Voor patiënten die onvoldoende op de basistherapieën reageren, is er sinds enkele jaren in ons land een andere, doeltreffender behandeling, die werkt volgens een heel ander principe. “Dat middel, Tysabri, blokkeert de doorgang van bepaalde afweercellen vanuit de bloedbaan naar de hersenen en het ruggenmerg. Precies deze cellen vallen bij MS-patiënten de eigen myeline aan. Door die cellen – en dus een deel van het immuunsysteem – uit te schakelen, verminder je natuurlijk de MS, maar bij één patiënt op 1000 kan een bepaalde herseninfectie uitbreken, met mogelijk ernstige gevolgen. Alleen bij patiënten bij wie de voordelen van dit middel veel zwaarder doorwegen dan het kleine risico op herseninfectie, kan voor dit medicijn worden gekozen”.
Pil in plaats van spuit?
Aan de horizon lonkt beterschap, en ook meer therapiecomfort, met de komst van enkele nieuwe veelbelovende geneesmiddelen in pilvorm. “Een daarvan is Gilenya, dat gewoon als een pil kan worden geslikt. Anders dan de bestaande behandelingen, die zich vooral op de aanpak van ontstekingen richten, zorgt dit middel ervoor dat sommige afweercellen opgesloten worden in de lymfeknopen. Zij kunnen dan niet meer meedoen aan de aanval op de myeline in de hersenen. Dit heeft een remmende invloed op MS”, vertelt dokter Nagels. De Amerikaanse Food and Drug Administration (FDA) en zijn Europese evenknie EMEA aanvaarden het middel al. “De registratie van het middel in België wordt begin 2012 verwacht. We hopen dat dit middel later ook kan worden ingezet voor mensen met de ernstige primair progressieve vorm van MS maar daarvoor moeten we de resultaten van de lopende studie afwachten. Voor mensen met dit type MS hebben we momenteel nog geen bewezen onderhoudsbehandelingen. Zij moeten het voorlopig stellen met geneesmiddelen om de klachten te verminderen en met revalidatietechnieken.
Andere nieuwe middelen die nog in onderzoek zijn, zijn onder meer BG12, een pil die al tegen psoriasis werd gebruikt en waarvan bij toeval werd ontdekt dat het ook een gunstig effect zou hebben bij MS-patiënten. Dit effect is ondertussen bevestigd in een grote studie, maar nu moet er nog een goedkeuring van de overheid komen om het middel te gebruiken.
Science fiction
“Een heel interessant en mogelijk revolutionair geneesmiddel, dat voorlopig nog wel wat science fiction is, lijkt antilingo.

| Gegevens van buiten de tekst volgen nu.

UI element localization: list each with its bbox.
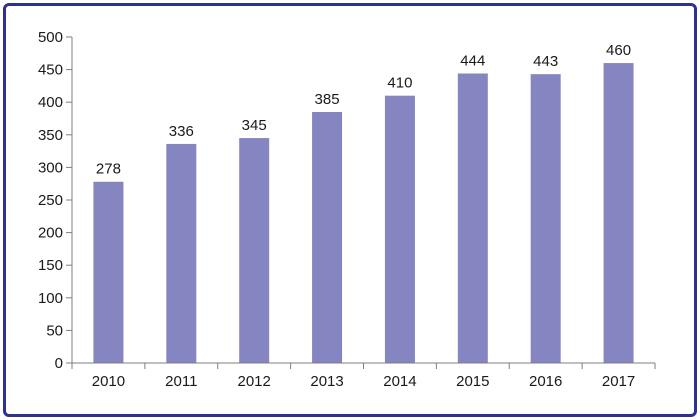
y-tick-label: 50 <box>46 322 63 339</box>
y-tick-label: 200 <box>38 225 63 242</box>
y-tick-label: 150 <box>38 257 63 274</box>
bar-2010 <box>93 181 124 363</box>
bar-2012 <box>239 138 270 363</box>
data-label-2010: 278 <box>96 161 121 178</box>
bar-2013 <box>312 111 343 363</box>
bar-2017 <box>603 63 634 364</box>
y-tick-label: 400 <box>38 94 63 111</box>
x-tick-label-2017: 2017 <box>602 373 635 390</box>
y-tick-label: 500 <box>38 29 63 46</box>
data-label-2017: 460 <box>606 42 631 59</box>
x-axis: 2010 2011 2012 2013 2014 2015 2016 2017 <box>71 362 656 390</box>
data-label-2016: 443 <box>533 53 558 70</box>
x-tick-label-2010: 2010 <box>92 373 125 390</box>
data-label-2013: 385 <box>315 91 340 108</box>
bar-2016 <box>530 74 561 363</box>
bars-group <box>93 63 634 364</box>
x-tick-label-2012: 2012 <box>238 373 271 390</box>
x-tick-label-2011: 2011 <box>165 373 197 390</box>
data-labels-group: 278 336 345 385 410 444 443 460 <box>96 42 631 178</box>
x-tick-label-2013: 2013 <box>310 373 343 390</box>
data-label-2015: 444 <box>460 53 485 70</box>
bar-2015 <box>457 73 488 364</box>
x-tick-label-2016: 2016 <box>529 373 562 390</box>
y-tick-label: 250 <box>38 192 63 209</box>
y-tick-label: 0 <box>55 355 63 372</box>
x-tick-label-2014: 2014 <box>383 373 416 390</box>
y-tick-label: 300 <box>38 159 63 176</box>
x-tick-label-2015: 2015 <box>456 373 489 390</box>
y-tick-label: 450 <box>38 62 63 79</box>
data-label-2014: 410 <box>387 75 412 92</box>
data-label-2011: 336 <box>169 123 194 140</box>
data-label-2012: 345 <box>242 117 267 134</box>
y-axis: 0 50 100 150 200 250 300 350 400 450 500 <box>38 29 73 372</box>
bar-2014 <box>384 95 415 364</box>
bar-2011 <box>166 143 197 363</box>
y-tick-label: 100 <box>38 290 63 307</box>
y-tick-label: 350 <box>38 127 63 144</box>
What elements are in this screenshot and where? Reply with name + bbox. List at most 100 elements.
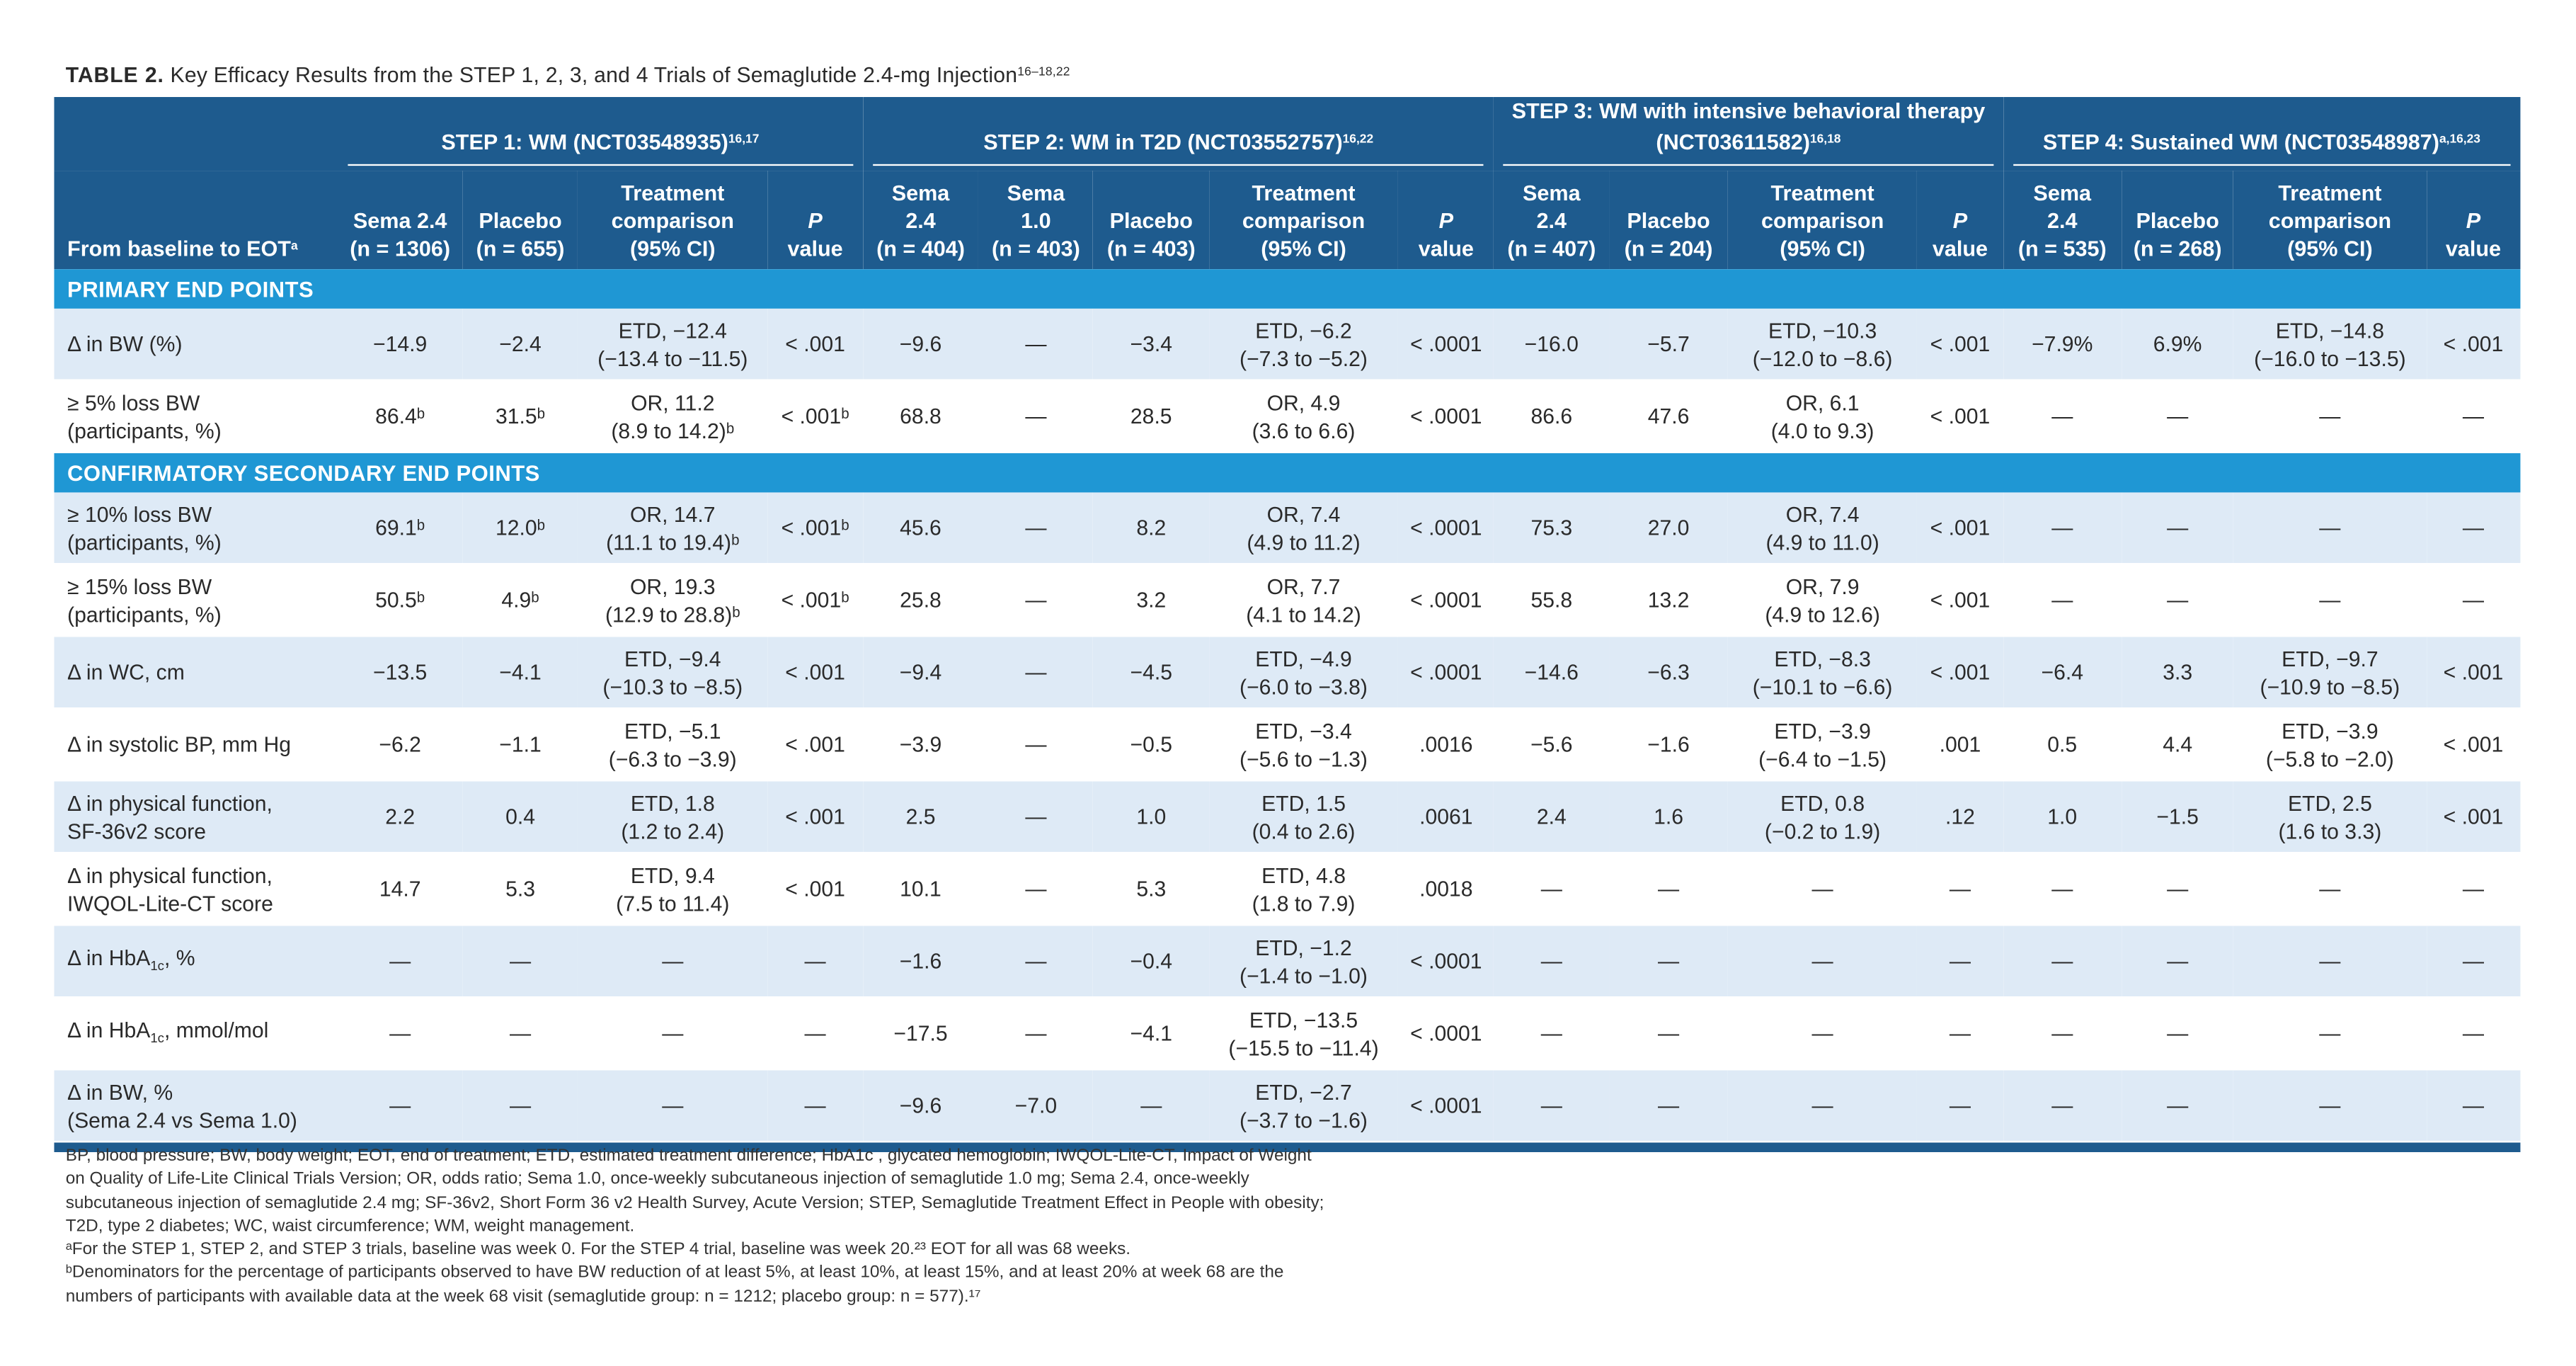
table-cell: < .001	[767, 636, 864, 710]
column-header-cell: Placebo (n = 655)	[462, 171, 578, 270]
table-cell: 68.8	[863, 380, 978, 453]
table-cell: —	[578, 997, 768, 1071]
table-cell: < .001	[767, 853, 864, 926]
footnote-line: T2D, type 2 diabetes; WC, waist circumfe…	[65, 1216, 635, 1236]
group-header-text: STEP 4: Sustained WM (NCT03548987)a,16,2…	[2013, 125, 2511, 166]
group-header-cell: STEP 1: WM (NCT03548935)16,17	[337, 96, 864, 171]
table-cell: 27.0	[1609, 492, 1728, 565]
column-header-cell: Treatment comparison (95% CI)	[1727, 171, 1918, 270]
table-cell: 3.3	[2122, 636, 2234, 710]
table-cell: ETD, −4.9 (−6.0 to −3.8)	[1208, 636, 1399, 710]
column-header-first-text: From baseline to EOT	[67, 236, 291, 261]
table-cell: —	[767, 997, 864, 1071]
table-cell: —	[2426, 1069, 2521, 1143]
column-header-cell: Treatment comparison (95% CI)	[1208, 171, 1399, 270]
table-cell: —	[2003, 1069, 2122, 1143]
table-cell: −4.1	[462, 636, 578, 710]
table-cell: < .001	[2426, 636, 2521, 710]
table-cell: —	[2122, 492, 2234, 565]
column-header-row: From baseline to EOTa Sema 2.4 (n = 1306) P…	[54, 171, 2521, 270]
table-cell: —	[1494, 1069, 1610, 1143]
table-title-text: Key Efficacy Results from the STEP 1, 2,…	[170, 62, 1018, 87]
table-cell: —	[1494, 925, 1610, 998]
table-row: Δ in WC, cm −13.5 −4.1 ETD, −9.4 (−10.3 to −…	[54, 636, 2521, 710]
table-cell: < .001	[767, 308, 864, 381]
table-cell: ETD, −3.9 (−6.4 to −1.5)	[1727, 708, 1918, 782]
table-cell: ETD, −10.3 (−12.0 to −8.6)	[1727, 308, 1918, 381]
column-header-cell: Sema 1.0 (n = 403)	[978, 171, 1094, 270]
table-cell: 86.4ᵇ	[337, 380, 463, 453]
row-label: Δ in WC, cm	[54, 636, 338, 710]
table-cell: 25.8	[863, 564, 978, 637]
group-header-cell: STEP 2: WM in T2D (NCT03552757)16,22	[863, 96, 1494, 171]
table-cell: —	[767, 925, 864, 998]
table-cell: —	[2122, 380, 2234, 453]
table-cell: 31.5ᵇ	[462, 380, 578, 453]
table-cell: —	[1917, 1069, 2003, 1143]
table-cell: ETD, −2.7 (−3.7 to −1.6)	[1208, 1069, 1399, 1143]
table-cell: —	[2233, 564, 2427, 637]
table-cell: ETD, −9.4 (−10.3 to −8.5)	[578, 636, 768, 710]
table-cell: —	[337, 997, 463, 1071]
table-cell: OR, 7.4 (4.9 to 11.2)	[1208, 492, 1399, 565]
table-cell: ETD, 1.8 (1.2 to 2.4)	[578, 780, 768, 854]
table-cell: < .001	[2426, 708, 2521, 782]
table-end-rule	[54, 1142, 2521, 1153]
table-cell: —	[462, 925, 578, 998]
table-title: TABLE 2. Key Efficacy Results from the S…	[66, 62, 1070, 87]
table-cell: −3.9	[863, 708, 978, 782]
column-header-cell: Placebo (n = 268)	[2122, 171, 2234, 270]
table-cell: —	[767, 1069, 864, 1143]
table-cell: < .0001	[1398, 564, 1494, 637]
table-cell: —	[578, 1069, 768, 1143]
table-cell: ETD, −8.3 (−10.1 to −6.6)	[1727, 636, 1918, 710]
table-cell: 14.7	[337, 853, 463, 926]
footnote-line: on Quality of Life-Lite Clinical Trials …	[65, 1169, 1249, 1189]
table-cell: < .001ᵇ	[767, 564, 864, 637]
table-cell: 47.6	[1609, 380, 1728, 453]
group-refs: 16,17	[728, 131, 760, 147]
table-cell: < .0001	[1398, 1069, 1494, 1143]
table-cell: 1.6	[1609, 780, 1728, 854]
table-cell: −9.6	[863, 308, 978, 381]
footnote-line: ᵇDenominators for the percentage of part…	[65, 1263, 1284, 1283]
column-header-cell: Sema 2.4 (n = 404)	[863, 171, 978, 270]
column-header-cell: Sema 2.4 (n = 407)	[1494, 171, 1610, 270]
table-cell: −7.9%	[2003, 308, 2122, 381]
table-cell: —	[978, 380, 1094, 453]
table-cell: —	[978, 564, 1094, 637]
row-label-text: ≥ 5% loss BW (participants, %)	[67, 389, 222, 443]
table-cell: OR, 11.2 (8.9 to 14.2)ᵇ	[578, 380, 768, 453]
group-header-text: STEP 1: WM (NCT03548935)16,17	[347, 125, 854, 166]
table-cell: −6.4	[2003, 636, 2122, 710]
table-cell: < .0001	[1398, 997, 1494, 1071]
table-cell: 2.2	[337, 780, 463, 854]
row-label-text: Δ in BW, % (Sema 2.4 vs Sema 1.0)	[67, 1079, 297, 1132]
table-cell: —	[462, 997, 578, 1071]
section-title: PRIMARY END POINTS	[54, 269, 2521, 309]
table-cell: < .0001	[1398, 925, 1494, 998]
table-cell: < .001	[1917, 564, 2003, 637]
table-row: Δ in BW, % (Sema 2.4 vs Sema 1.0) — — — — −9.6…	[54, 1069, 2521, 1143]
table-end-rule-cell	[54, 1142, 2521, 1153]
column-header-first-ref: a	[290, 238, 298, 253]
table-cell: 1.0	[1093, 780, 1209, 854]
table-cell: —	[2426, 564, 2521, 637]
table-label: TABLE 2.	[65, 62, 164, 87]
table-cell: 6.9%	[2122, 308, 2234, 381]
table-cell: —	[2233, 925, 2427, 998]
footnote-line: numbers of participants with available d…	[65, 1286, 981, 1307]
table-cell: < .001	[1917, 308, 2003, 381]
row-label-text: ≥ 15% loss BW (participants, %)	[67, 574, 222, 627]
table-row: Δ in physical function, IWQOL-Lite-CT sco…	[54, 853, 2521, 926]
table-cell: —	[2122, 853, 2234, 926]
table-cell: < .001	[1917, 636, 2003, 710]
table-cell: ETD, −12.4 (−13.4 to −11.5)	[578, 308, 768, 381]
table-cell: −14.6	[1494, 636, 1610, 710]
group-header-text: STEP 3: WM with intensive behavioral the…	[1504, 97, 1993, 166]
table-cell: ETD, −6.2 (−7.3 to −5.2)	[1208, 308, 1399, 381]
table-row: Δ in HbA1c, mmol/mol — — — — −17.5— −4.1 ETD, −…	[54, 997, 2521, 1071]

Dat product, dat alleen bij dieren in het laboratorium werkt, stimuleert de heraanmaak van myeline, het kostbare isolatielaagje, dat bij MS wordt aangetast. Op die manier zouden beschadigde zenuwen weer kunnen gerepareerd worden. Maar dat komt ten vroegste over ettelijke jaren op de markt.” Een andere onderzoekspiste poogt in te grijpen op het defecte immuunsysteem, door het als het ware herop te starten, maar ook dat onderzoek heeft nog een lange weg voor de boeg.
“Nooit eerder was er zoveel onderzoeksbeweging naar nieuwe MS middelen. De komende jaren gaan we een veel grotere keuze aan behandelingsmogelijkheden kunnen bieden aan MS-patiënten. De toekomst wordt een therapie op maat. Ideaal zou daarbij zijn dat we vooraf, via DNA-matching of via andere metingen, kunnen bepalen welke patiënten positief gaan reageren op welk type therapie.”